Я отвернулся от иллюминатора, серьезно озадаченный. Нет, понятно — стихийные силы, магия, но… так просто не бывает. Да, здесь, в этом мире, дирижабли активно летают между континентами — не в первую очередь из-за переезда центра мира в Тихоокеанский регион. Но есть же логика технического прогресса — а то, что я сейчас увидел в иллюминатор, это буквальная ожившая картинка «стратосферный аэростат будущего». Нет, это реально аномалия: тот же велосипед изобретен еще в девятнадцатом веке и выглядел поначалу достаточно несуразно. В начале века двадцатого велосипеды уже выглядели более-менее привычно для взгляда современного мне человека, но в том то и дело, что «более-менее». На улицах того же Лондона тридцатых годов просто невозможно появление титанового гравийника со смягченной геометрией, топовым обвесом от «Shimano» и на покрышках «Соntinеntаl», только если его никто через портал не закинет. Это ведь продукт деятельности целой индустрии, причем продукт процесса не только технического, но и культурного. При этих мыслях мне вдруг вспомнились и опередившие время армейские берцы — на вид вылитый «Коркоран», и те же арочные ангары, в моем мире появившиеся только во второй половине двадцатого века, да и множество других непривычных времени деталей, на которые я такого пристального внимания раньше не обращал.
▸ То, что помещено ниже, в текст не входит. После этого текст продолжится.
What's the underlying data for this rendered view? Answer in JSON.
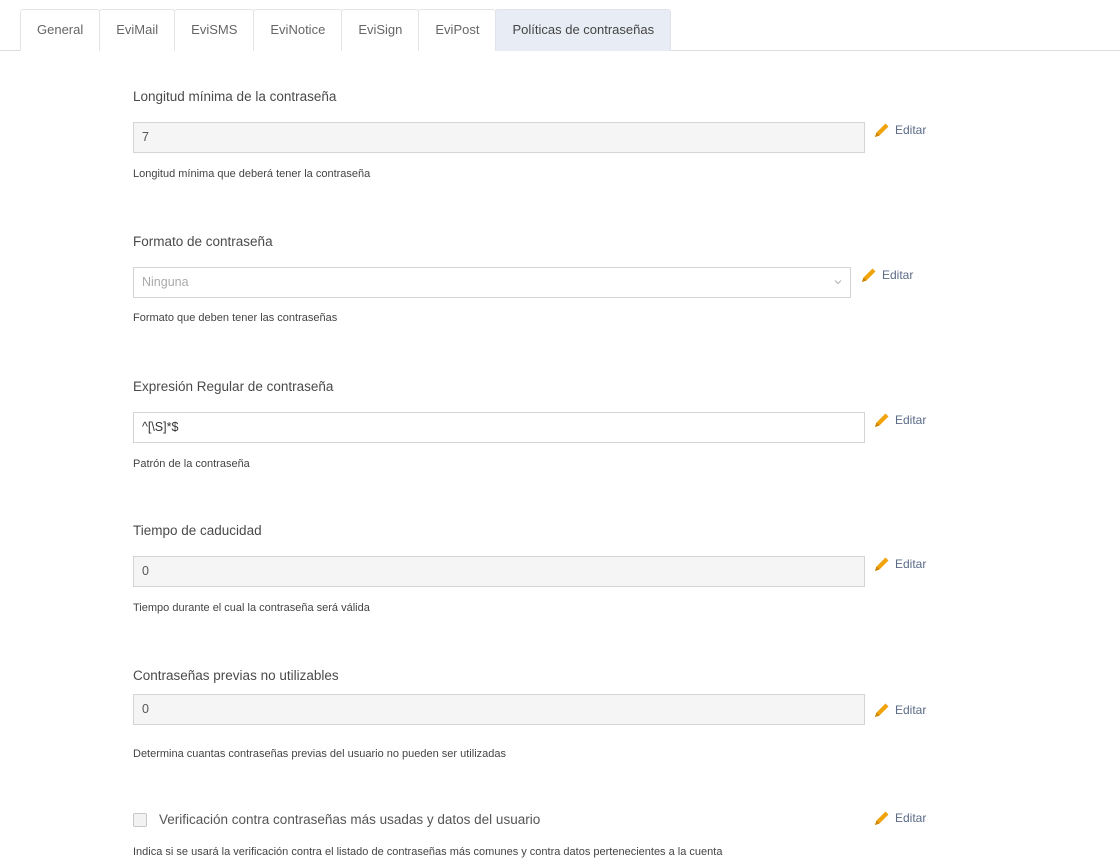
{
  "tabs": [
    {
      "label": "General",
      "active": false
    },
    {
      "label": "EviMail",
      "active": false
    },
    {
      "label": "EviSMS",
      "active": false
    },
    {
      "label": "EviNotice",
      "active": false
    },
    {
      "label": "EviSign",
      "active": false
    },
    {
      "label": "EviPost",
      "active": false
    },
    {
      "label": "Políticas de contraseñas",
      "active": true
    }
  ],
  "edit_label": "Editar",
  "accent_color": "#f0a30a",
  "settings": {
    "min_length": {
      "label": "Longitud mínima de la contraseña",
      "value": "7",
      "help": "Longitud mínima que deberá tener la contraseña"
    },
    "format": {
      "label": "Formato de contraseña",
      "selected": "Ninguna",
      "help": "Formato que deben tener las contraseñas"
    },
    "regex": {
      "label": "Expresión Regular de contraseña",
      "value": "^[\\S]*$",
      "help": "Patrón de la contraseña"
    },
    "expiration": {
      "label": "Tiempo de caducidad",
      "value": "0",
      "help": "Tiempo durante el cual la contraseña será válida"
    },
    "previous": {
      "label": "Contraseñas previas no utilizables",
      "value": "0",
      "help": "Determina cuantas contraseñas previas del usuario no pueden ser utilizadas"
    },
    "verification": {
      "label": "Verificación contra contraseñas más usadas y datos del usuario",
      "checked": false,
      "help": "Indica si se usará la verificación contra el listado de contraseñas más comunes y contra datos pertenecientes a la cuenta"
    }
  }
}
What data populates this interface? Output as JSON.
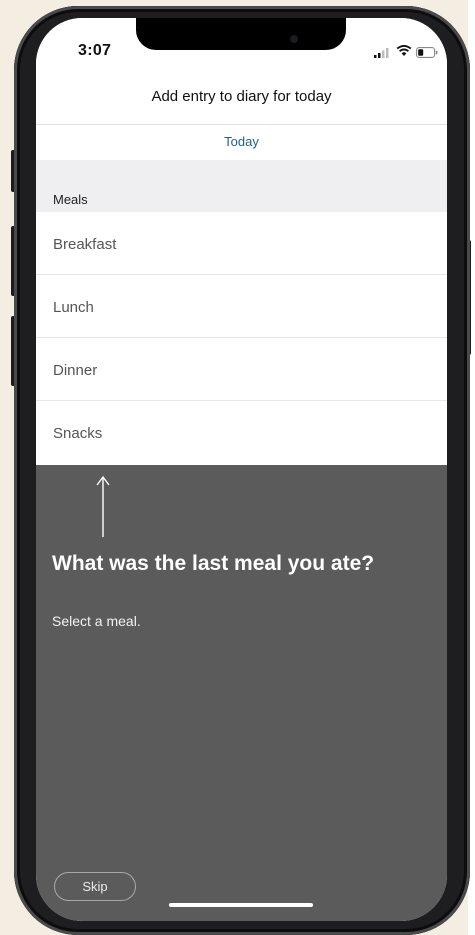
{
  "status_bar": {
    "time": "3:07",
    "signal_icon": "signal-icon",
    "wifi_icon": "wifi-icon",
    "battery_icon": "battery-icon"
  },
  "nav": {
    "title": "Add entry to diary for today",
    "date_tab": "Today"
  },
  "section": {
    "label": "Meals"
  },
  "meals": [
    "Breakfast",
    "Lunch",
    "Dinner",
    "Snacks"
  ],
  "prompt": {
    "title": "What was the last meal you ate?",
    "subtitle": "Select a meal.",
    "skip_label": "Skip",
    "arrow_icon": "arrow-up-icon"
  },
  "colors": {
    "accent": "#1d5f97",
    "overlay": "#5b5b5b",
    "section_bg": "#efeff2",
    "page_bg": "#f4ede1"
  }
}
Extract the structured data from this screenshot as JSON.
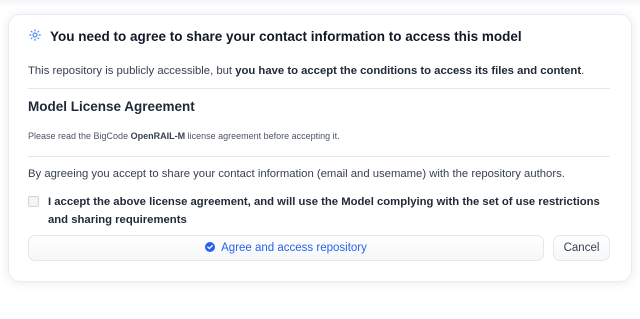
{
  "dialog": {
    "title": "You need to agree to share your contact information to access this model",
    "title_icon": "gated-model-icon",
    "intro_plain": "This repository is publicly accessible, but ",
    "intro_bold": "you have to accept the conditions to access its files and content",
    "intro_end": "."
  },
  "license": {
    "heading": "Model License Agreement",
    "note_prefix": "Please read the BigCode ",
    "note_bold": "OpenRAIL-M",
    "note_suffix": " license agreement before accepting it."
  },
  "consent": {
    "text": "By agreeing you accept to share your contact information (email and usemame) with the repository authors.",
    "checkbox_label": "I accept the above license agreement, and will use the Model complying with the set of use restrictions and sharing requirements",
    "checkbox_checked": false
  },
  "actions": {
    "agree_label": "Agree and access repository",
    "agree_icon": "check-circle-icon",
    "cancel_label": "Cancel"
  },
  "colors": {
    "accent": "#2563eb",
    "title_icon": "#3b82f6"
  }
}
Получается, я в этом мире не один неместный? Причем вряд ли здесь ход истории и технологического прогресса менял такой же обычный залетный гость. Одному человеку прогрессорство на столь высоком уровне просто не под силу, здесь же явно видны системная работа и подход. И я даже откуда он исходит: Организация Тринити, с такой знакомой эмблемой в виде привычного мне знака биологической опасности.
Надо бы познакомиться с этой организацией поближе.
Двигатели между тем замолкли и в салоне воцарилась почти полная тишина, нарушенная вышедшим из кабины летчиков щеголеватым капитаном. Он бодро доложил, что мы прибыли на дирижабль «Князь Владимир», на этом полномочия капитана все и он прощается с нами с надеждой на то, что полет был приятным.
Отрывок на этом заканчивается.